Retail chain giant Wal-Mart (NYSE: WMT) shares plunged the most in over 15 years Wednesday, dragging on the consumer staples and retail sector-related exchange traded funds.
Wal-Mart’s stock fell over 9% Wednesday, its larges fall since February 2000, after the firm projected that earnings will decline 6% to 12% in the fiscal 2017, citing higher operating expenses that could top sales growth for the year, while analysts estimated a gain of 4% on average, reports Shannon Pettypiece for Bloomberg.
The outlook was “far worse than anyone expected,” Charles Grom, an analyst with Sterne Agee & Leach, said in a note.
Meanwhile, on Wednesday, the Consumer Staples Select SPDR (NYSEArca: XLP) dipped 0.8%, Vanguard Consumer Staples ETF (NYSEArca: VDC) dropped 0.7%, Fidelity MSCI Consumer Staples Index ETF (NYSEArca: FSTA) fell 0.9% and Market Vectors Retail ETF (NYSEArca: RTH) retreated 2.0%.
WMT makes up 6.0% of XLP, 4.8% of VDC, 5.7% of FSTA and 7.5% of RTH.

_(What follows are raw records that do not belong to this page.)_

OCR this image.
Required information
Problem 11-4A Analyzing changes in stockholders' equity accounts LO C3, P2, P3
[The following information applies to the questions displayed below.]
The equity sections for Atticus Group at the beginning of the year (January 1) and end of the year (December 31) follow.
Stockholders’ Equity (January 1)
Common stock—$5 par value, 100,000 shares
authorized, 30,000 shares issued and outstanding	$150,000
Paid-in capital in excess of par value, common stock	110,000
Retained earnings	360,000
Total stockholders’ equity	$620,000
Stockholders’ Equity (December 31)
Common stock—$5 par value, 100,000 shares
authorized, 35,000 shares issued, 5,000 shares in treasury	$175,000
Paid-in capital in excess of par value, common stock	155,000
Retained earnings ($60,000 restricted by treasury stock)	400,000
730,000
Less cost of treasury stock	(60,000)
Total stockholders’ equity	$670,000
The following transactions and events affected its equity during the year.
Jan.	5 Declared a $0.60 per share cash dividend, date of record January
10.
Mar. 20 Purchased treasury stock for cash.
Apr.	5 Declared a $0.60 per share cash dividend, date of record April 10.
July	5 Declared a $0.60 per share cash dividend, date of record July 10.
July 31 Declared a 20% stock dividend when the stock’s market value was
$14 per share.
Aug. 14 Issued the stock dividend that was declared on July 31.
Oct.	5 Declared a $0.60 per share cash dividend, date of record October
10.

Weighing on Wal-Mart’s profit margins, the company has put money into its workforce and e-commerce platform. Wal-Mart raised employee wages to $9 per hour in April and could lift it up to at least $10 next year, along with an expanded training program.
Additionally, the chain retailer will be buying back $20 billion in stocks over a two-year period after $15 billion in stock repurchases that begun in 2013.